Four decades of tyrannical, corrupt military rule that reduced Uganda to utter decay and the poverty left the permanent way in such poor condition that train drivers are in effect, navigators who must know instinctively where the track is at its worst.

Yet the power of the train, its defiance of landscapes, how everything stops to let it pass, how much it carries, impresses me continuously.

Until we learn to build on the scale the British did a century ago, I conclude, it is hypocrisy to denounce imperialism.

We reach Busembatia and I see how this entire journey has been through a corridor of skeletons.

The yard-master is a sad-eyed, shrivelled fellow. “Kaliro, Palisa, all used to depend on the railway,” he tells me. “Now there are vacant buildings here with no one to rent them.”
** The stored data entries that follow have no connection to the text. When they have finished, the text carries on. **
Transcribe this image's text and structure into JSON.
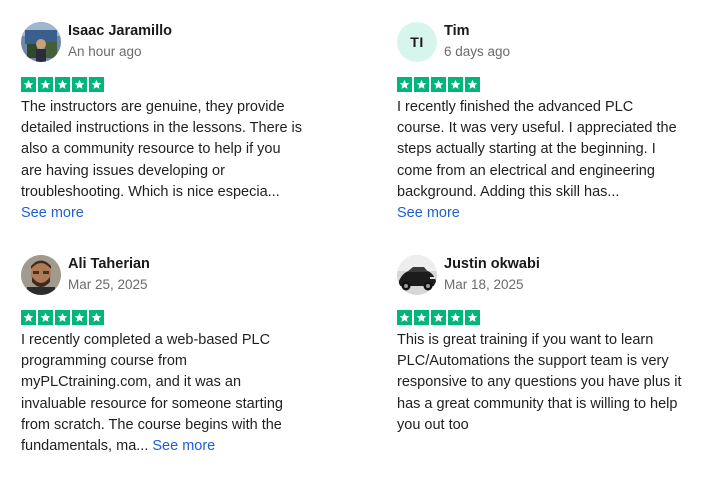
{
  "colors": {
    "star_green": "#00b67a",
    "link_blue": "#1f5fd1",
    "initials_bg": "#d6f5ec"
  },
  "reviews": [
    {
      "name": "Isaac Jaramillo",
      "date": "An hour ago",
      "rating": 5,
      "avatar": "photo",
      "text": "The instructors are genuine, they provide\ndetailed instructions in the lessons. There is\nalso a community resource to help if you\nare having issues developing or\ntroubleshooting. Which is nice especia...",
      "see_more": "See more"
    },
    {
      "name": "Tim",
      "date": "6 days ago",
      "rating": 5,
      "avatar": "initials",
      "initials": "TI",
      "text": "I recently finished the advanced PLC\ncourse. It was very useful. I appreciated the\nsteps actually starting at the beginning. I\ncome from an electrical and engineering\nbackground. Adding this skill has...",
      "see_more": "See more"
    },
    {
      "name": "Ali Taherian",
      "date": "Mar 25, 2025",
      "rating": 5,
      "avatar": "photo",
      "text": "I recently completed a web-based PLC\nprogramming course from\nmyPLCtraining.com, and it was an\ninvaluable resource for someone starting\nfrom scratch. The course begins with the\nfundamentals, ma...",
      "see_more": "See more"
    },
    {
      "name": "Justin okwabi",
      "date": "Mar 18, 2025",
      "rating": 5,
      "avatar": "photo",
      "text": "This is great training if you want to learn\nPLC/Automations the support team is very\nresponsive to any questions you have plus it\nhas a great community that is willing to help\nyou out too"
    }
  ]
}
We talk as he walks over to switch the points for the relay locomotives coming from Jinja — the Tororo engines have gone back dragging a kilometre-long line of bogeys bound for Mombasa.

As night falls, I help him herd his turkeys into a colonial station building bearing the faded inscription, “Pop in for cold refreshments.” There, the turkeys — wattles and all — prepare to nap and I see what life has become for the railway workers.

We drive to Jinja in the darkness, a 30-minute road trip that takes us four hours.

With the Jinja lights approaching, I reflect what the train meant.

As a steel girder, it held the sense of region firm; as a steel chain, it yoked the peoples into the British domain; as a steel conveyer belt, it fed British industry with cotton, copper, soda ash, bauxite and a myriad minerals.

While it operated, a “railway culture” flourished, supported a whole sub-class that has today sunk into apathetic poverty.

In Tororo, veterans who remember the happier days, supported my trip and let me on the freight train.

In Jinja, brash new adjutants promptly threw me out of the train past midnight. I took a late matatu to Kampala, feeling defeated.

In Kampala, I found an atmosphere of fear at Uganda Railways headquarters where I overheard the a secretary tell the receptionist by phone that she was out of the office.

I was puzzled by this, wondering whether stories I had heard of train operators siphoning diesel out of locomotives could be the reason for their press-shyness or why I was thrown off the train in Jinja by armed guards. But I learnt that, the next day, court was due to pass judgment in a case brought by unpaid former workers.

I return to Kisumu by the cleaner, faster, more comfortable but infinitely less romantic bus to catch the passenger train to Nairobi.

Eager workers at the station who had learnt of my trip asked me to compare the Kenyan and Ugandan lines. It was like asking whose ruins are better.